Carmelo Betancourt
- Betancourt – point guard.

No. 6 – Cangrejeros de Santurce
- Position: Point guard
- League: BSN

Personal information
- Born: February 28, 1993 (age 33) San Juan, Puerto Rico
- Listed height: 5 ft 11 in (1.80 m)
- Listed weight: 185 lb (84 kg)

Career information
- High school: Colegio Adianez (Guaynabo, Puerto Rico); Montrose Christian School (Rockville, Maryland);
- College: Akron (2012–2014); UPRRP (2015–2017);
- Playing career: 2017–present

Career history
- 2017–18: Indios de Mayagüez
- 2020–2021: Grises de Humacao
- 2021–2022: Capitanes de Arecibo
- 2022–2023: Cangrejeros de Santurce

= Carmelo Betancourt =

Puerto Rican-American basketball player

Carmelo Betancourt Carbonell (born February 28, 1993) is a Puerto Rican-American basketball player for the Cangrejeros de Santurce of the Baloncesto Superior Nacional (BSN).Player of the year (2007) of the Federation of Basketball of Puerto Rico. He has earlier played for the Gallitos de Rio Piedras of the Liga Atlética Interuniversitaria (LAI), and the Akron Zips during his college basketball career.

==High school career==
Betancourt attended Colegio Adianez where he helped his team win the 2009 McDonald High School Tournament. He finished his junior season averaging 12.3 points, 8.6 assists and 2.0 steals per game. He graduated from Montrose Christian School where he was two-year starter. He helped Montrose Christian School to a 24–1 record and a victory over Oak Hill Academy in the 2011 ESPN Rise National High School Champion game averaging 8.0 points, 6.7 assists and 2.3 steals per game as a senior. Betancourt participated on the 2011 Nike Global Challenge. Betancourt was the first Puerto Rican born and raised to appear in the 2011 Jordan Brand Classic in which he recorded 14 points, 5 assists, 4 rebounds and 2 steal to help the white team to victory.

==College career==
Betancourt began his college basketball career with Akron Zips NCAA Division I where he helped the team win the Mid-American Conference Tournament on his freshman year.

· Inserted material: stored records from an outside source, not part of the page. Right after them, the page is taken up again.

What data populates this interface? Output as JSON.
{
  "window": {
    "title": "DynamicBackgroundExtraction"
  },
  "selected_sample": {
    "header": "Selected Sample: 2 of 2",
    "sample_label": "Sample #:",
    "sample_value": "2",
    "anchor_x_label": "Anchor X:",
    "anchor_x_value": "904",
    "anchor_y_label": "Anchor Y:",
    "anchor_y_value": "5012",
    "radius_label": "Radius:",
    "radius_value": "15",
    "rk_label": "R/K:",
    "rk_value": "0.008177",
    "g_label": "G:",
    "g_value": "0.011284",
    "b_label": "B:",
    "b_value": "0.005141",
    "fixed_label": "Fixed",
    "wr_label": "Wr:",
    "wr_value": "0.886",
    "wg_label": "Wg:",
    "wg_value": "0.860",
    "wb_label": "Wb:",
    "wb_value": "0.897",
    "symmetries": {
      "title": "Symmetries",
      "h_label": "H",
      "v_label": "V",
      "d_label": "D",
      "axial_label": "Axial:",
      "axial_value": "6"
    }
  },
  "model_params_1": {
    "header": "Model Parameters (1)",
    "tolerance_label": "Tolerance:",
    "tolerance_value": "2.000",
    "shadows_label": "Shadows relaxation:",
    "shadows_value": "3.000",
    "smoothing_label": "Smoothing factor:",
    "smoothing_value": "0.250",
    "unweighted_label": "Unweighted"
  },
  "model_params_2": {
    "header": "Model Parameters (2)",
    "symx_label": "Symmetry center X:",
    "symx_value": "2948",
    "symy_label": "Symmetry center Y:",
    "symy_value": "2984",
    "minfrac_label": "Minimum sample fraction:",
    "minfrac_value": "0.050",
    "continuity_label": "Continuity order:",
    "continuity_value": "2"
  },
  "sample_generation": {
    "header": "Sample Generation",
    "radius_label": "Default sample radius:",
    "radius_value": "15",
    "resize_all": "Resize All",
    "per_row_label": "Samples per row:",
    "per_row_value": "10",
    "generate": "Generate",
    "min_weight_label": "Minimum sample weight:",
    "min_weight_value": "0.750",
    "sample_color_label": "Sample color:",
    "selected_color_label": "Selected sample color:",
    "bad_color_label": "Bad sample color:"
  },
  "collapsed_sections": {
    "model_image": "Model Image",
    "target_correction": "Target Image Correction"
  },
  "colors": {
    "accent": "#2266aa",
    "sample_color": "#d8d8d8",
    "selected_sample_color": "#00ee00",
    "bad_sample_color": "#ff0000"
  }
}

On his first year as a freshman he participated on March Madness in which his team got eliminated by VCU on the first round.

In 2014, Betancourt transferred to an NCAA Division II – Gallitos. As a junior, he helped the team win the Liga Atlética Interuniversitaria de Puerto Rico LAI 2016 Tournament Champion. Betancourt was named the Most Valuable Player on the 2015–16 season for the Gallitos of the UPR. On his senior year with the Gallitos he averaged 8.9 points, 5.3 assists, 5.2 rebounds and 1.2 steals in 23.5 minutes per game on the unbeatable (10–0) regular season. He led his team to "back-to-back" championships.

==International career==
He also represents Puerto Rico at the international level, having played for his home country in the 2009 FIBA Under-16 World Championship averaging 18.0 points, 3.0 rebounds, 2.2 assists and 2.2 steals in five contest. He then represented Puerto Rico at the 2009 Centrobasket Under-18 Championship averaging 7.5 points, 1.2 rebounds and 7.0 assist per game in four contests. Betancourt also played 2010 FIBA Under-18 World Championship as the starting point guard averaging 5.0 points, 4.6 assists, 2.2 rebounds and 2.0 steals in five contests.

==Professional career==
Carmelo Betancourt was selected in the first round with the third pick by Indios de Mayagüez (basketball) in the draft of the Baloncesto Superior Nacional on February 28, 2017. Betancourt had very little playing time his rookie season. In 2017, Hurricane Maria stroked Puerto Rico leading to his team to not participate on the 2017–18 season. On January 31, 2019, Betancourt was transferred to Vaqueros de Bayamón. On August 1, 2021, Betancourt was signed by the Grises de Humacao. After playing the 2021 season with Los Grises, Betancourt was acquired by los Capitanes de Arecibo to play for the 2022 season. He is now currently playing for the Cangrejeros de Santurce (basketball).